The Act was passed into law on July 30, 2002 by the former US president George Bush to protect investors and general public from fraudulent corporate financial practices. It spurred from the latest financial scandals of the 2000s – Enron Corporation, Tycon International and WorldCom where investors lost lots of money due to their high reliance on falsified audited financial statements.
The act now created stricter financial laws enforced by the Security and Exchange Commission (SEC) to provide investors some level of confidence while placing high responsibility on the directors, accountants & auditors for compliance, adding criminal penalties to charges if violated. This is expected to strengthen reliability of corporate financial practices.
The name Sarbanes Oxley Act was coined from the names of the US senator and representative who sponsored the bill- Paul Sarbanes and Michael Oxley.
The act consists of eleven elements covering board’s responsibilities and criminal penalties for defaults, auditor’s independence, corporate responsibility, internal control assessments, conflicts of interest and enhanced financial disclosures to regulate practices of publicly traded companies. There are three major sections I will be touching on.

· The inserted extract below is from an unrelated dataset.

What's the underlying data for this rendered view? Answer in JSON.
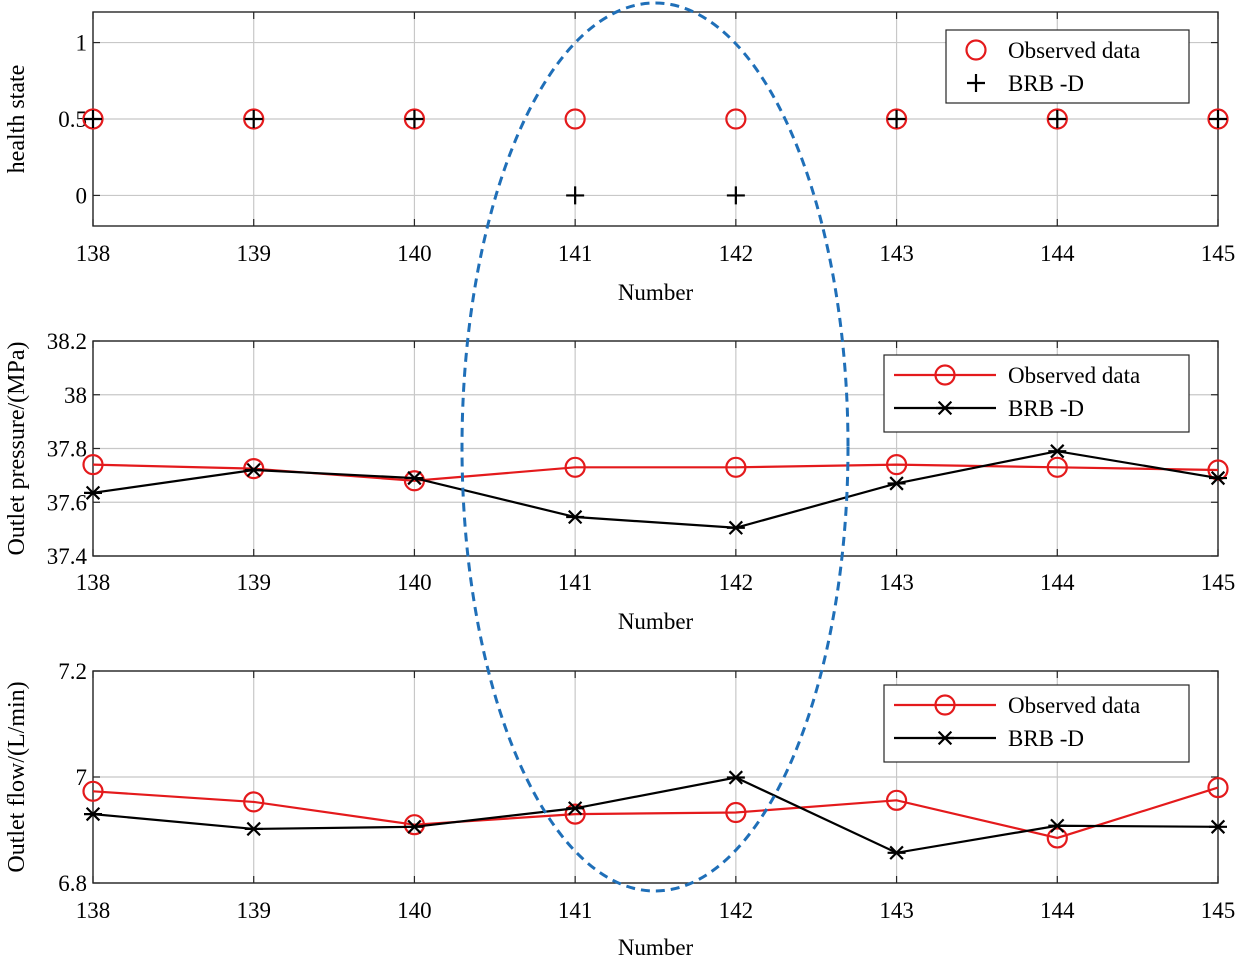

Section 302- Full Disclosure
The section requires the principal officers of a traded company- CEO and CFO to certify that the company’s financial statement comply with all SEC disclosures and requirements by signing off that they reviewed the report, and it contains no material misstatement but fairly presents the company’s financial position, results of operation and cash flows. And if found to be inaccurate, they will be liable to criminal penalties including jail terms.
Section 404- Assessment of Internal Control
It is management’s responsibility to maintain its own sound internal control system for a reliable financial reporting, to assess its effectiveness and the auditor’s responsibility to attest to the soundness of management’s judgement of a sufficient financial control system. They are expected to publish an Internal Control Report documenting the adequacy of the internal control system and procedures for financial reporting.
The law had also placed some restrictions on auditing practices. It requires public corporations to rotate their auditing partners every 5 years and prohibits auditors from engaging in non-audit and consulting services for audit clients to avoid familiarities and conflicts of interest.
The major criticism of this section is the high compliance costs from smaller companies.
Section 802 – Criminal Penalties
The act places strict criminal penalties including 20 years imprisonment for any company’s official found guilty of concealing or destroying documents with an intent to disrupt a legal investigation. Up to 10 years imprisonment and fines for accountants or auditors who knowingly and willfully aids the company to falsify its financial statements.
An accountant must retain all audit workpapers for a minimum of 5 years from the end of the fiscal period in which the audit was concluded.
The Sarbanes oxley act helped investors regained confidence on the reliance of financial statements since its reforms. The strict rules and penalties also help to nurture an ethical culture of transparency and accountability amidst top executives, deterring overstatement of key figures on financial statements.
With its introduction, control environment is strengthened, more reliable documentations, increased audit committee involvement, and more standardized processes are fostered.